Some friends of Coleridge arrived at his cottage in Nether Stowey in the June of 1797.  Unfortunately, he suffered an accident the morning they were to arrive and was unable to move about for the duration of their stay. One evening, the group went for a walk in the surrounding area, leaving Coleridge behind for a few hours in the garden.  “This Lime-Tree Bower my Prison” was written in their absence. It is one of the most pointed and clear descriptions of the natural landscape of the West Country. It seems to have two aims.  The first is a lamentation of his inability to attend the nature walk and the second is a commiseration with friend Charles, who too is unable to enjoy natural beauty as he is mired in city life. The first underlying motive comes across as the initial displeasure of a child unable to partake in the party, but as Coleridge relates to Charles, the disappointment, by the end of the poem, turns into a euphony of nature.  Simultaneously at work therefore is Coleridge’s running description of the evening, and the process of thought that brings him to the realization: “Henceforth I shall know / That Nature ne’er deserts the wise and pure” (Lines 59-60).

He begins, “Well, they are gone, and here must I remain, / This lime-tree bower my prison!” (Lines 1-2)  Each word seeps with bitterness, the first rush of emotion, the outburst, when we don’t get our way. Almost suggested is that it his friends’ fault for leaving him behind rather than his disability. Ironically, while lamenting missing out on the “Beauties and feelings” that nature would have provided, so powerful as to leave indelible marks on the memory for him to recall in old age, he lambasts the lime-tree bower beneath which he sits, as much a part of the nature he is unable to experience. He is so lost to his emotion, he cannot put things straight. Bitterly, he describes his friends meandering about, in “gladness,” the heath atop the hill to the sprawling dell below.  From this dell Coleridge gleans detail, pondering each aspect of it, the ash, the yellow leaves which ripple with the rush of the waterfall, the profile of a rank of “long lank weeds;” and it appears that in describing the dell, his attention shifts from his friends whom he must follow with his eyes, to the natural beauty they enjoy itself.  From his vantage point, forced into a seat of reflection, his anger dissipates, and the language of the poem shifts from primal force to the airiness of a daydreamer.
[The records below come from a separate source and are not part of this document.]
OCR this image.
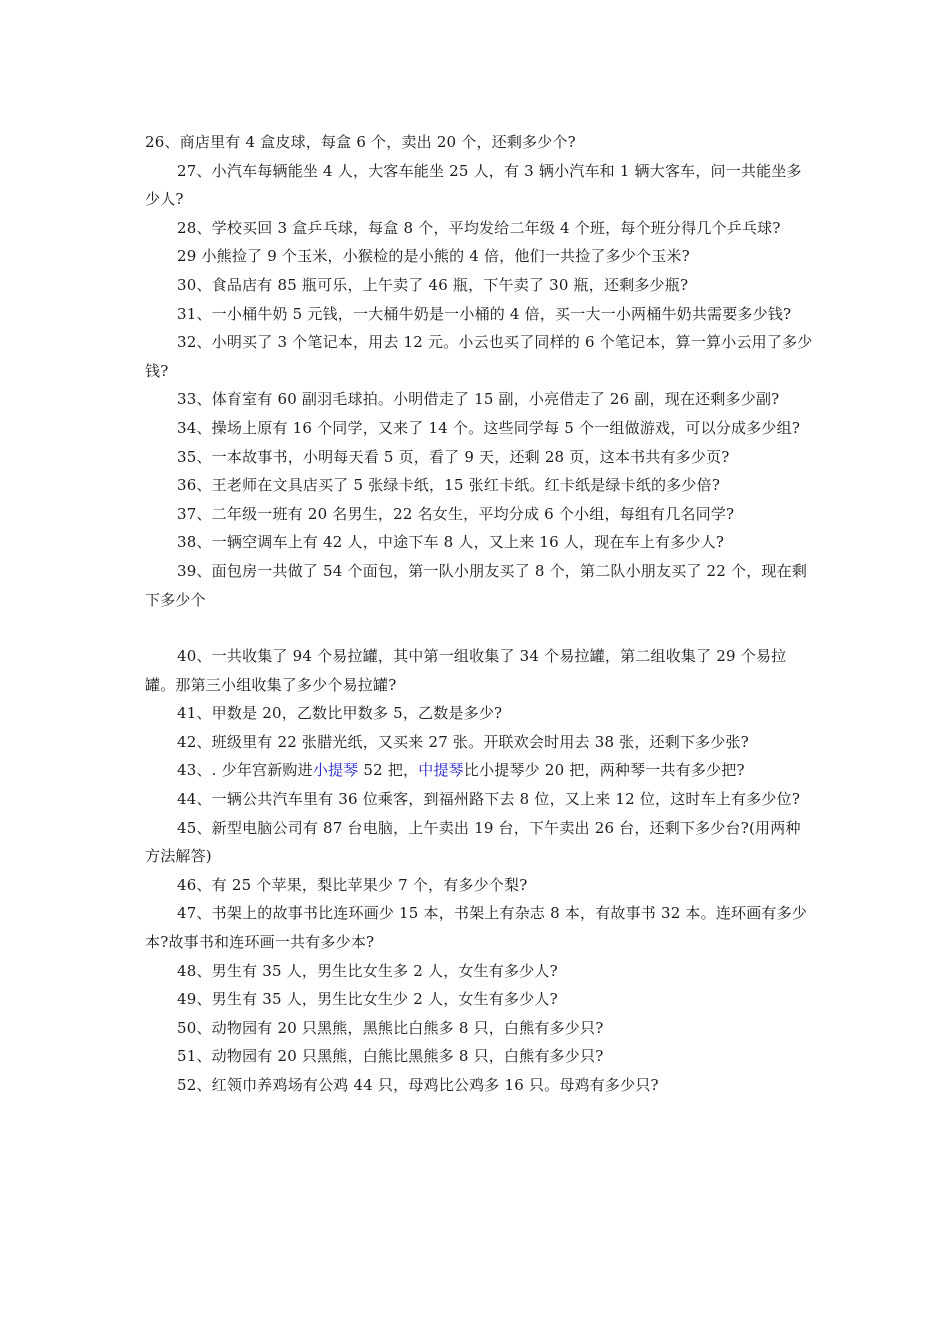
26、商店里有 4 盒皮球，每盒 6 个，卖出 20 个，还剩多少个?

27、小汽车每辆能坐 4 人，大客车能坐 25 人，有 3 辆小汽车和 1 辆大客车，问一共能坐多少人?

28、学校买回 3 盒乒乓球，每盒 8 个，平均发给二年级 4 个班，每个班分得几个乒乓球?

29 小熊捡了 9 个玉米，小猴检的是小熊的 4 倍，他们一共捡了多少个玉米?

30、食品店有 85 瓶可乐，上午卖了 46 瓶，下午卖了 30 瓶，还剩多少瓶?

31、一小桶牛奶 5 元钱，一大桶牛奶是一小桶的 4 倍，买一大一小两桶牛奶共需要多少钱?

32、小明买了 3 个笔记本，用去 12 元。小云也买了同样的 6 个笔记本，算一算小云用了多少钱?

33、体育室有 60 副羽毛球拍。小明借走了 15 副，小亮借走了 26 副，现在还剩多少副?

34、操场上原有 16 个同学，又来了 14 个。这些同学每 5 个一组做游戏，可以分成多少组?

35、一本故事书，小明每天看 5 页，看了 9 天，还剩 28 页，这本书共有多少页?

36、王老师在文具店买了 5 张绿卡纸，15 张红卡纸。红卡纸是绿卡纸的多少倍?

37、二年级一班有 20 名男生，22 名女生，平均分成 6 个小组，每组有几名同学?

38、一辆空调车上有 42 人，中途下车 8 人，又上来 16 人，现在车上有多少人?

39、面包房一共做了 54 个面包，第一队小朋友买了 8 个，第二队小朋友买了 22 个，现在剩下多少个

40、一共收集了 94 个易拉罐，其中第一组收集了 34 个易拉罐，第二组收集了 29 个易拉罐。那第三小组收集了多少个易拉罐?

41、甲数是 20，乙数比甲数多 5，乙数是多少?

42、班级里有 22 张腊光纸，又买来 27 张。开联欢会时用去 38 张，还剩下多少张?

43、. 少年宫新购进小提琴 52 把，中提琴比小提琴少 20 把，两种琴一共有多少把?

44、一辆公共汽车里有 36 位乘客，到福州路下去 8 位，又上来 12 位，这时车上有多少位?

45、新型电脑公司有 87 台电脑，上午卖出 19 台，下午卖出 26 台，还剩下多少台?(用两种方法解答)

46、有 25 个苹果，梨比苹果少 7 个，有多少个梨?

47、书架上的故事书比连环画少 15 本，书架上有杂志 8 本，有故事书 32 本。连环画有多少本?故事书和连环画一共有多少本?

48、男生有 35 人，男生比女生多 2 人，女生有多少人?

49、男生有 35 人，男生比女生少 2 人，女生有多少人?

50、动物园有 20 只黑熊，黑熊比白熊多 8 只，白熊有多少只?

51、动物园有 20 只黑熊，白熊比黑熊多 8 只，白熊有多少只?

52、红领巾养鸡场有公鸡 44 只，母鸡比公鸡多 16 只。母鸡有多少只?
Again his attention is brought back to his guests, who depart the dell and “emerge” into a vast expanse, a meadow, a field, maybe a plain, still happy in their travels. Quicker than before, Coleridge shifts his attention to, this time, not nature, but friend Charles. In seeing the gladness of his guests, Coleridge feels the sadness of Charles, who is unable to enjoy this nature. In seeing this vista through Charles’ eyes, Coleridge completely loses the former sense of dissatisfaction and in its place, revels in the chance occurrence of his seat beneath the bower tree. His friends are not to be mentioned again. He follows the veins through to the sun-drenched tips of a leaf, takes in a walnut tree somewhere nearby, massive elms, and the silent fluttering of a passing bat.  This last part appears to be the culmination of his long journey. What before seemed his bad luck now appears his good fortune: “’Tis well to be bereft of promised good, / That we may lift the Soul, and contemplate / With lively joy the joys we cannot share” (Lines 65-67).

It is apparent throughout Coleridge’s oeuvre, especially in the example of this poem, how he imbues his art with the landscape in his immediate setting. His description of the surrounding area, spanning more than just Nether Stowey but the Quantock Hills, to the sea beyond, put in mind the very experience he desires at the onset of the poem; so powerful an experience it would leave a mark on the memory as vivid to the sight as to the memory when sight fails. Therefore, with vividness he must capture the landscape, to secure the picture in memory, and to relate the scene to friend Charles, Coleridge becomes a middleman between nature and the reader, and his poem a consummate fusion of the element of mind with the elements.